Un peu plus loin, dans des champs d’expérimentation avec des éoliennes en toile de fond, les semences hybrides sont testées sur des parcelles de 1 mètre 50 sur 7 mètres durant deux à trois ans. Si leur production est jugée convaincante, elles pourront être amenées au processus d’inscription auprès des autorités et être alors officiellement testées durant deux ans. Et, si tout se passe bien, figurer ensuite en guest stars au sein du grand champ servant de vitrine commerciale dans une commune voisine, où agriculteurs et coopératives peuvent découvrir les nouveaux produits de Monsanto. Comme DK Exception, lancé l’an dernier et prisé pour sa productivité ; DK Expression, résistante au froid, ou encore DK Platinium, sa première variété capable de résister à la hernie du choux, un marché ouvert par les concurrents.

Pourquoi le colza est prisé en France

8 millions d’hectares de colza sont cultivées en Europe, dont 1,5 million par la France, premier producteur. 70% du colza français part à destination du biodiésel. Il est également utilisé sous forme de tourteau comme source de protéine pour la nutrition animale, principalement des vaches, prisé pour son caractère non OGM. Enfin, l’huile de colza est évidemment utilisée dans l’agro-alimentaire.

Sur un marché disputé que se partagent quatorze semenciers, Monsanto espère être le premier à se lancer dans la variété de colza HOLL, dont l’huile a une haute teneur en acide oléique et une faible teneur en acide linolénique. Objectif, créer des huiles de colza pour l’industrie agro-alimentaire plus résistantes à la chaleur et utilisables en friture sans odeur, ou en salade à un prix trois à quatre fois inférieur à l’huile d’olive, se projette déjà Jean-Pierre Despeghel.

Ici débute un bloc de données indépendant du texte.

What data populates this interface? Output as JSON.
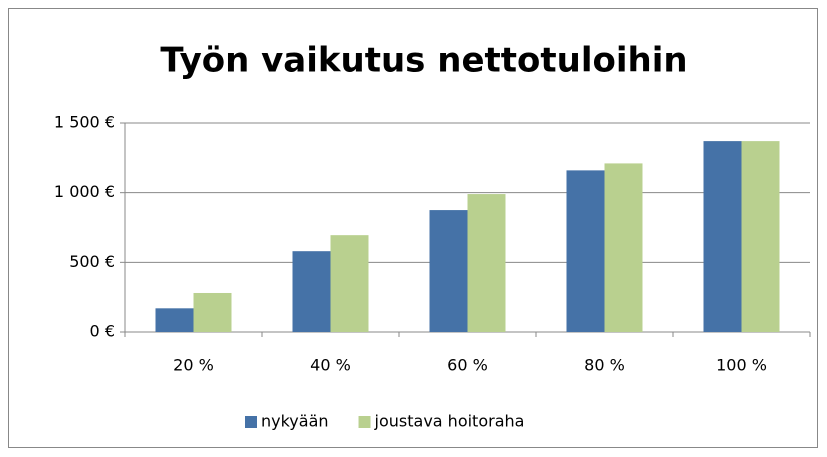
{
  "chart_data": {
    "type": "bar",
    "title": "Työn vaikutus nettotuloihin",
    "categories": [
      "20 %",
      "40 %",
      "60 %",
      "80 %",
      "100 %"
    ],
    "series": [
      {
        "name": "nykyään",
        "color": "#4572a7",
        "values": [
          170,
          580,
          875,
          1160,
          1370
        ]
      },
      {
        "name": "joustava hoitoraha",
        "color": "#b9d08f",
        "values": [
          280,
          695,
          990,
          1210,
          1370
        ]
      }
    ],
    "ylim": [
      0,
      1500
    ],
    "yticks": [
      {
        "value": 0,
        "label": "0 €"
      },
      {
        "value": 500,
        "label": "500 €"
      },
      {
        "value": 1000,
        "label": "1 000 €"
      },
      {
        "value": 1500,
        "label": "1 500 €"
      }
    ],
    "grid": true,
    "legend": "bottom"
  }
}
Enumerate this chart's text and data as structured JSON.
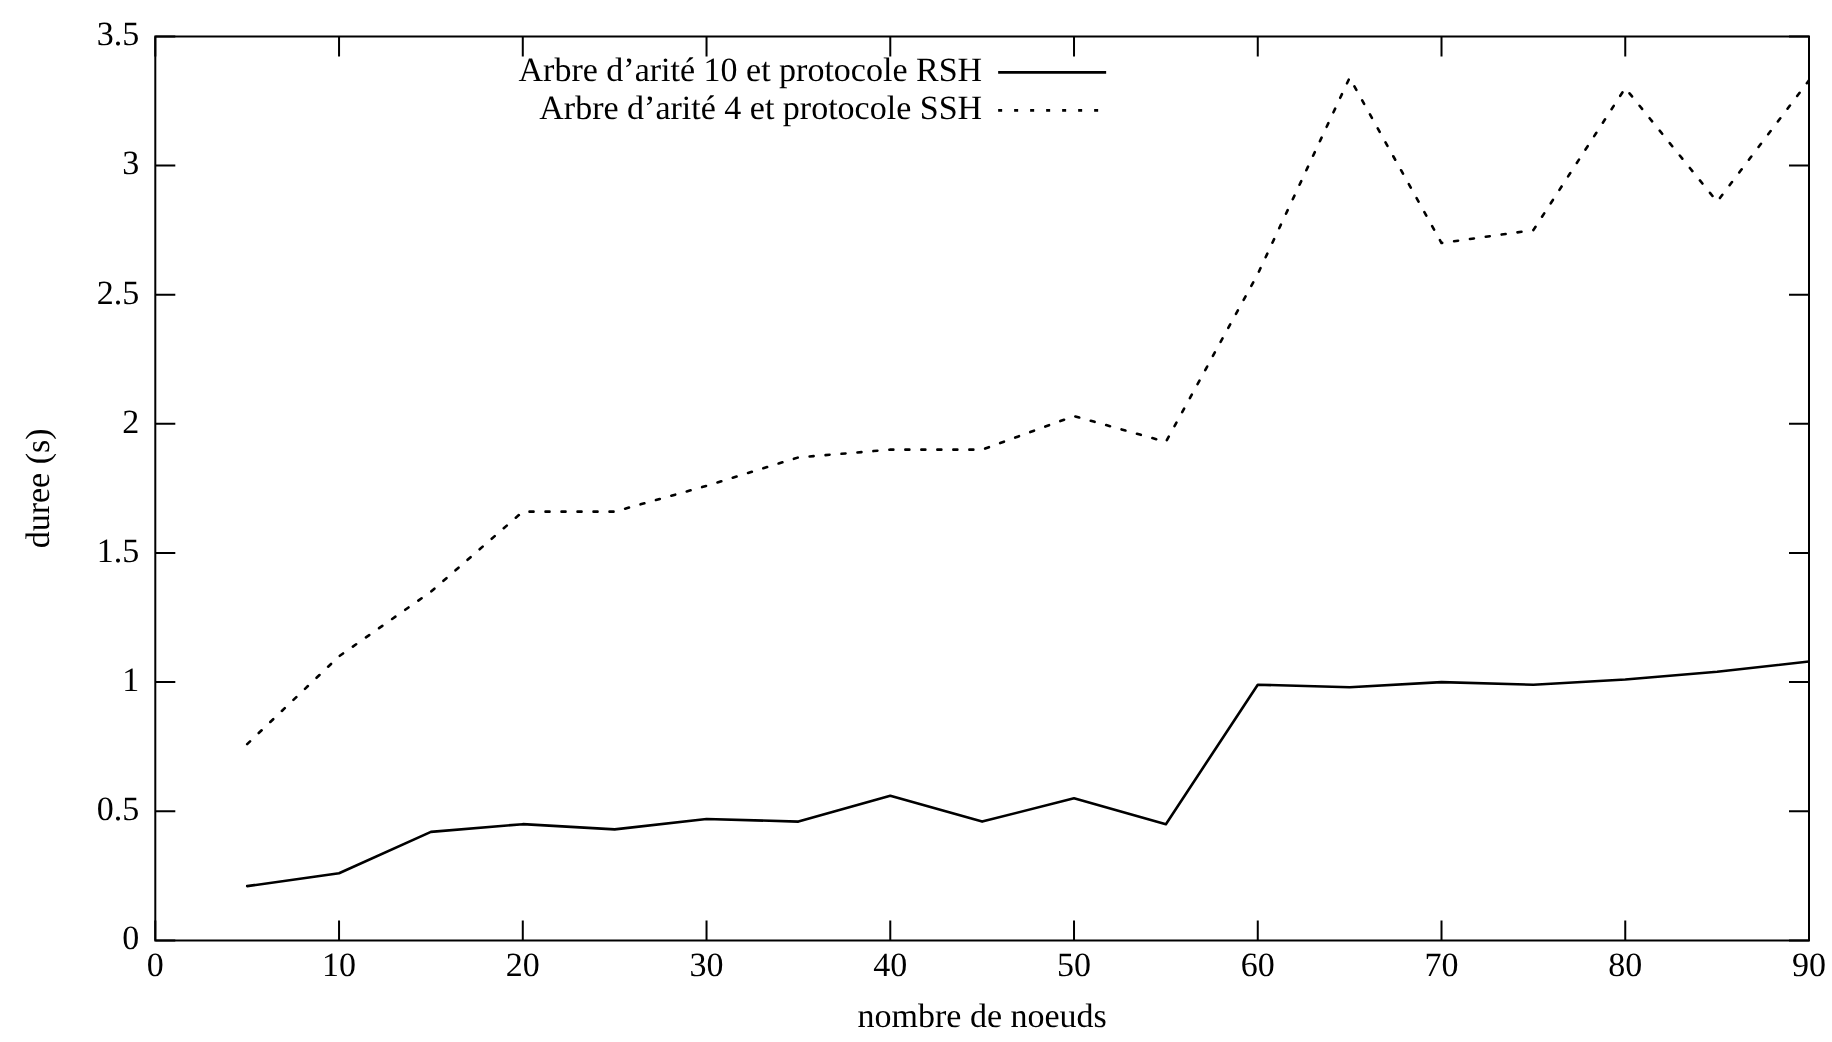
{
  "chart_data": {
    "type": "line",
    "xlabel": "nombre de noeuds",
    "ylabel": "duree (s)",
    "x": [
      5,
      10,
      15,
      20,
      25,
      30,
      35,
      40,
      45,
      50,
      55,
      60,
      65,
      70,
      75,
      80,
      85,
      90
    ],
    "series": [
      {
        "name": "Arbre d’arité 10 et protocole RSH",
        "color": "#000000",
        "line_style": "solid",
        "values": [
          0.21,
          0.26,
          0.42,
          0.45,
          0.43,
          0.47,
          0.46,
          0.56,
          0.46,
          0.55,
          0.45,
          0.99,
          0.98,
          1.0,
          0.99,
          1.01,
          1.04,
          1.08
        ]
      },
      {
        "name": "Arbre d’arité 4 et protocole SSH",
        "color": "#000000",
        "line_style": "dotted",
        "values": [
          0.76,
          1.1,
          1.35,
          1.66,
          1.66,
          1.76,
          1.87,
          1.9,
          1.9,
          2.03,
          1.93,
          2.58,
          3.34,
          2.7,
          2.75,
          3.3,
          2.86,
          3.33
        ]
      }
    ],
    "xlim": [
      0,
      90
    ],
    "xticks": [
      0,
      10,
      20,
      30,
      40,
      50,
      60,
      70,
      80,
      90
    ],
    "ylim": [
      0,
      3.5
    ],
    "yticks": [
      0,
      0.5,
      1,
      1.5,
      2,
      2.5,
      3,
      3.5
    ],
    "grid": false,
    "legend": "top",
    "marker": "none"
  }
}
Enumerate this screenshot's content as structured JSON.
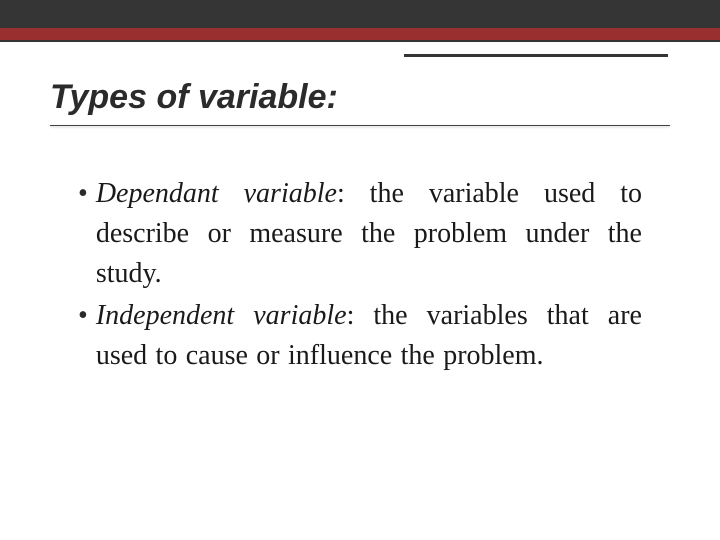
{
  "colors": {
    "topbar": "#353535",
    "redbar": "#9a2f2f",
    "accent": "#353535",
    "text": "#1a1a1a",
    "background": "#ffffff"
  },
  "title": "Types of variable:",
  "title_fontsize": 34,
  "body_fontsize": 28,
  "bullets": [
    {
      "term": "Dependant variable",
      "definition": ": the variable used to describe or measure the problem under the study."
    },
    {
      "term": "Independent variable",
      "definition": ": the variables that are used to cause or influence the problem."
    }
  ]
}
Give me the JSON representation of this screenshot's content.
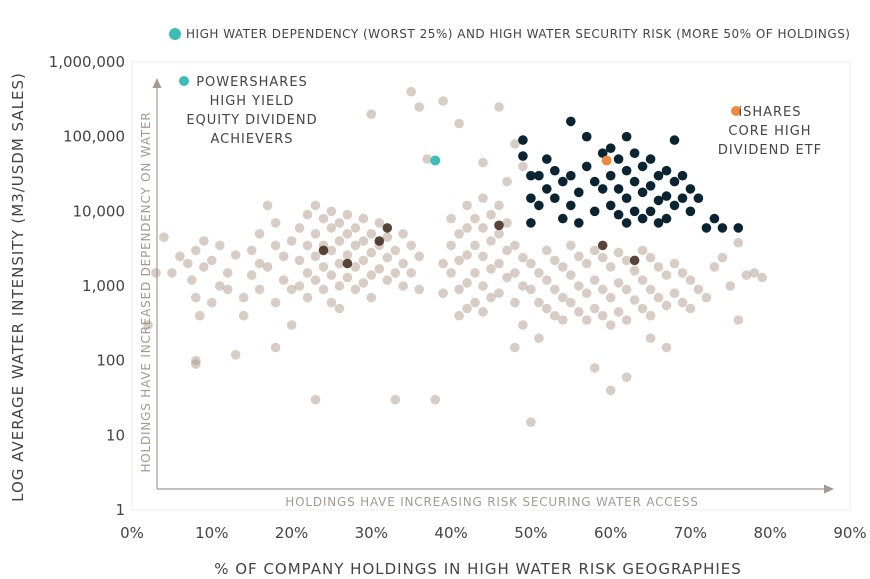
{
  "chart_data": {
    "type": "scatter",
    "title": "",
    "xlabel": "% OF COMPANY HOLDINGS IN HIGH WATER RISK GEOGRAPHIES",
    "ylabel": "LOG AVERAGE WATER INTENSITY (M3/USDM SALES)",
    "xlim": [
      0,
      90
    ],
    "ylim": [
      1,
      1000000
    ],
    "y_scale": "log",
    "x_tick_labels": [
      "0%",
      "10%",
      "20%",
      "30%",
      "40%",
      "50%",
      "60%",
      "70%",
      "80%",
      "90%"
    ],
    "y_tick_labels": [
      "1",
      "10",
      "100",
      "1,000",
      "10,000",
      "100,000",
      "1,000,000"
    ],
    "legend": {
      "label": "HIGH WATER DEPENDENCY (WORST 25%) AND HIGH WATER SECURITY RISK (MORE 50% OF HOLDINGS)",
      "placement": "top",
      "color": "#3dbdb5"
    },
    "arrow_labels": {
      "x": "HOLDINGS HAVE INCREASING RISK SECURING WATER ACCESS",
      "y": "HOLDINGS HAVE INCREASED DEPENDENCY ON WATER"
    },
    "annotations": [
      {
        "lines": [
          "POWERSHARES",
          "HIGH YIELD",
          "EQUITY DIVIDEND",
          "ACHIEVERS"
        ],
        "x": 38,
        "y": 48000,
        "color": "#3dbdb5"
      },
      {
        "lines": [
          "iSHARES",
          "CORE HIGH",
          "DIVIDEND ETF"
        ],
        "x": 59.5,
        "y": 48000,
        "color": "#ee8a3c"
      }
    ],
    "series": [
      {
        "role": "holdings",
        "color": "#b09c8c",
        "points": [
          [
            5,
            1500
          ],
          [
            6,
            2500
          ],
          [
            7,
            2000
          ],
          [
            7.5,
            1200
          ],
          [
            8,
            3000
          ],
          [
            8,
            700
          ],
          [
            8.5,
            400
          ],
          [
            9,
            1800
          ],
          [
            9,
            4000
          ],
          [
            10,
            2200
          ],
          [
            10,
            600
          ],
          [
            11,
            3500
          ],
          [
            11,
            1000
          ],
          [
            12,
            1500
          ],
          [
            12,
            900
          ],
          [
            13,
            2600
          ],
          [
            14,
            700
          ],
          [
            14,
            400
          ],
          [
            15,
            3000
          ],
          [
            15,
            1400
          ],
          [
            16,
            5000
          ],
          [
            16,
            2000
          ],
          [
            16,
            900
          ],
          [
            17,
            12000
          ],
          [
            17,
            1800
          ],
          [
            18,
            7000
          ],
          [
            18,
            3500
          ],
          [
            18,
            600
          ],
          [
            19,
            2500
          ],
          [
            19,
            1200
          ],
          [
            20,
            4000
          ],
          [
            20,
            900
          ],
          [
            20,
            300
          ],
          [
            21,
            6000
          ],
          [
            21,
            2200
          ],
          [
            21,
            1000
          ],
          [
            22,
            9000
          ],
          [
            22,
            3500
          ],
          [
            22,
            1500
          ],
          [
            22,
            700
          ],
          [
            23,
            12000
          ],
          [
            23,
            5000
          ],
          [
            23,
            2500
          ],
          [
            23,
            1200
          ],
          [
            24,
            8000
          ],
          [
            24,
            3500
          ],
          [
            24,
            1800
          ],
          [
            24,
            900
          ],
          [
            25,
            10000
          ],
          [
            25,
            6000
          ],
          [
            25,
            3000
          ],
          [
            25,
            1400
          ],
          [
            25,
            600
          ],
          [
            26,
            7000
          ],
          [
            26,
            4000
          ],
          [
            26,
            2000
          ],
          [
            26,
            1000
          ],
          [
            26,
            500
          ],
          [
            27,
            9000
          ],
          [
            27,
            5000
          ],
          [
            27,
            2600
          ],
          [
            27,
            1300
          ],
          [
            28,
            6000
          ],
          [
            28,
            3500
          ],
          [
            28,
            1800
          ],
          [
            28,
            900
          ],
          [
            29,
            8000
          ],
          [
            29,
            4000
          ],
          [
            29,
            2200
          ],
          [
            29,
            1100
          ],
          [
            30,
            5000
          ],
          [
            30,
            2800
          ],
          [
            30,
            1400
          ],
          [
            30,
            700
          ],
          [
            31,
            7000
          ],
          [
            31,
            3500
          ],
          [
            31,
            1700
          ],
          [
            32,
            4500
          ],
          [
            32,
            2400
          ],
          [
            32,
            1200
          ],
          [
            33,
            3000
          ],
          [
            33,
            1500
          ],
          [
            34,
            5000
          ],
          [
            34,
            2000
          ],
          [
            34,
            1000
          ],
          [
            35,
            3500
          ],
          [
            35,
            1500
          ],
          [
            36,
            2500
          ],
          [
            36,
            900
          ],
          [
            2,
            300
          ],
          [
            3,
            1500
          ],
          [
            4,
            4500
          ],
          [
            8,
            100
          ],
          [
            8,
            90
          ],
          [
            13,
            120
          ],
          [
            18,
            150
          ],
          [
            23,
            30
          ],
          [
            33,
            30
          ],
          [
            35,
            400000
          ],
          [
            36,
            250000
          ],
          [
            37,
            50000
          ],
          [
            38,
            30
          ],
          [
            39,
            2000
          ],
          [
            39,
            800
          ],
          [
            40,
            8000
          ],
          [
            40,
            3500
          ],
          [
            40,
            1500
          ],
          [
            41,
            5000
          ],
          [
            41,
            2200
          ],
          [
            41,
            900
          ],
          [
            41,
            400
          ],
          [
            42,
            12000
          ],
          [
            42,
            6000
          ],
          [
            42,
            2600
          ],
          [
            42,
            1100
          ],
          [
            42,
            500
          ],
          [
            43,
            8000
          ],
          [
            43,
            3500
          ],
          [
            43,
            1500
          ],
          [
            43,
            600
          ],
          [
            44,
            15000
          ],
          [
            44,
            6000
          ],
          [
            44,
            2500
          ],
          [
            44,
            1000
          ],
          [
            44,
            450
          ],
          [
            45,
            9000
          ],
          [
            45,
            4000
          ],
          [
            45,
            1700
          ],
          [
            45,
            700
          ],
          [
            46,
            250000
          ],
          [
            46,
            12000
          ],
          [
            46,
            5000
          ],
          [
            46,
            2000
          ],
          [
            46,
            800
          ],
          [
            47,
            7000
          ],
          [
            47,
            3000
          ],
          [
            47,
            1300
          ],
          [
            48,
            3500
          ],
          [
            48,
            1500
          ],
          [
            48,
            600
          ],
          [
            48,
            150
          ],
          [
            49,
            2400
          ],
          [
            49,
            1000
          ],
          [
            49,
            300
          ],
          [
            50,
            2000
          ],
          [
            50,
            900
          ],
          [
            50,
            15
          ],
          [
            51,
            1500
          ],
          [
            51,
            600
          ],
          [
            51,
            200
          ],
          [
            52,
            3000
          ],
          [
            52,
            1200
          ],
          [
            52,
            500
          ],
          [
            53,
            2200
          ],
          [
            53,
            900
          ],
          [
            53,
            400
          ],
          [
            54,
            1800
          ],
          [
            54,
            700
          ],
          [
            54,
            350
          ],
          [
            55,
            3500
          ],
          [
            55,
            1400
          ],
          [
            55,
            600
          ],
          [
            56,
            2500
          ],
          [
            56,
            1000
          ],
          [
            56,
            450
          ],
          [
            57,
            2000
          ],
          [
            57,
            800
          ],
          [
            57,
            350
          ],
          [
            58,
            3000
          ],
          [
            58,
            1200
          ],
          [
            58,
            500
          ],
          [
            59,
            2400
          ],
          [
            59,
            900
          ],
          [
            59,
            400
          ],
          [
            60,
            1800
          ],
          [
            60,
            700
          ],
          [
            60,
            300
          ],
          [
            61,
            2800
          ],
          [
            61,
            1100
          ],
          [
            61,
            450
          ],
          [
            62,
            2200
          ],
          [
            62,
            900
          ],
          [
            62,
            350
          ],
          [
            63,
            1600
          ],
          [
            63,
            650
          ],
          [
            64,
            3000
          ],
          [
            64,
            1200
          ],
          [
            64,
            500
          ],
          [
            65,
            2400
          ],
          [
            65,
            900
          ],
          [
            65,
            400
          ],
          [
            66,
            1800
          ],
          [
            66,
            700
          ],
          [
            67,
            1400
          ],
          [
            67,
            550
          ],
          [
            68,
            2000
          ],
          [
            68,
            800
          ],
          [
            69,
            1500
          ],
          [
            69,
            600
          ],
          [
            70,
            1200
          ],
          [
            70,
            500
          ],
          [
            71,
            900
          ],
          [
            72,
            700
          ],
          [
            73,
            1800
          ],
          [
            74,
            2400
          ],
          [
            75,
            1000
          ],
          [
            76,
            350
          ],
          [
            77,
            1400
          ],
          [
            78,
            1500
          ],
          [
            79,
            1300
          ],
          [
            30,
            200000
          ],
          [
            39,
            300000
          ],
          [
            41,
            150000
          ],
          [
            44,
            45000
          ],
          [
            47,
            25000
          ],
          [
            48,
            80000
          ],
          [
            49,
            40000
          ],
          [
            58,
            80
          ],
          [
            60,
            40
          ],
          [
            62,
            60
          ],
          [
            65,
            200
          ],
          [
            67,
            150
          ],
          [
            76,
            3800
          ]
        ]
      },
      {
        "role": "holdings overlapping",
        "color": "#3b2418",
        "points": [
          [
            31,
            4000
          ],
          [
            32,
            6000
          ],
          [
            24,
            3000
          ],
          [
            27,
            2000
          ],
          [
            46,
            6500
          ],
          [
            59,
            3500
          ],
          [
            63,
            2200
          ]
        ]
      },
      {
        "role": "high dependency and high security risk",
        "color": "#0b2432",
        "points": [
          [
            49,
            90000
          ],
          [
            49,
            55000
          ],
          [
            50,
            30000
          ],
          [
            50,
            15000
          ],
          [
            50,
            7000
          ],
          [
            51,
            30000
          ],
          [
            51,
            12000
          ],
          [
            52,
            50000
          ],
          [
            52,
            20000
          ],
          [
            53,
            35000
          ],
          [
            53,
            15000
          ],
          [
            54,
            25000
          ],
          [
            54,
            8000
          ],
          [
            55,
            160000
          ],
          [
            55,
            30000
          ],
          [
            55,
            12000
          ],
          [
            56,
            18000
          ],
          [
            56,
            7000
          ],
          [
            57,
            100000
          ],
          [
            57,
            40000
          ],
          [
            58,
            25000
          ],
          [
            58,
            10000
          ],
          [
            59,
            60000
          ],
          [
            59,
            20000
          ],
          [
            60,
            70000
          ],
          [
            60,
            30000
          ],
          [
            60,
            12000
          ],
          [
            61,
            50000
          ],
          [
            61,
            20000
          ],
          [
            61,
            9000
          ],
          [
            62,
            100000
          ],
          [
            62,
            35000
          ],
          [
            62,
            15000
          ],
          [
            62,
            7000
          ],
          [
            63,
            60000
          ],
          [
            63,
            25000
          ],
          [
            63,
            10000
          ],
          [
            64,
            40000
          ],
          [
            64,
            18000
          ],
          [
            64,
            8000
          ],
          [
            65,
            50000
          ],
          [
            65,
            22000
          ],
          [
            65,
            10000
          ],
          [
            66,
            30000
          ],
          [
            66,
            14000
          ],
          [
            66,
            7000
          ],
          [
            67,
            35000
          ],
          [
            67,
            16000
          ],
          [
            67,
            8000
          ],
          [
            68,
            90000
          ],
          [
            68,
            25000
          ],
          [
            68,
            12000
          ],
          [
            69,
            30000
          ],
          [
            69,
            15000
          ],
          [
            70,
            20000
          ],
          [
            70,
            10000
          ],
          [
            71,
            15000
          ],
          [
            72,
            6000
          ],
          [
            73,
            8000
          ],
          [
            74,
            6000
          ],
          [
            76,
            6000
          ]
        ]
      },
      {
        "role": "POWERSHARES HIGH YIELD EQUITY DIVIDEND ACHIEVERS",
        "color": "#3dbdb5",
        "points": [
          [
            38,
            48000
          ]
        ]
      },
      {
        "role": "iSHARES CORE HIGH DIVIDEND ETF",
        "color": "#ee8a3c",
        "points": [
          [
            59.5,
            48000
          ]
        ]
      }
    ]
  }
}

Répondre à l'interdiction de certains insecticides

En attendant, le sélectionneur doit faire face à un autre défi : comment aider les agriculteurs à protéger leur colza, alors que le nombre d’insecticides autorisés se réduit. Le Sénat se penche ainsi sur l’interdiction des pesticides néonicotinoïdes. Or les alternatives préconisées "impliquent des passages supplémentaire aux champs, générant une augmentation de notre empreinte carbone et des insectes résistants aux insecticides", assure Jean-Pierre Despeghel. Au sein d’un consortium de semenciers, son équipe planche donc sur de nouvelles variétés de colza tolérantes à ces insecticides. Mais aussi avec des industriels du biocontrôle, ces alternatives non chimiques aux pesticides.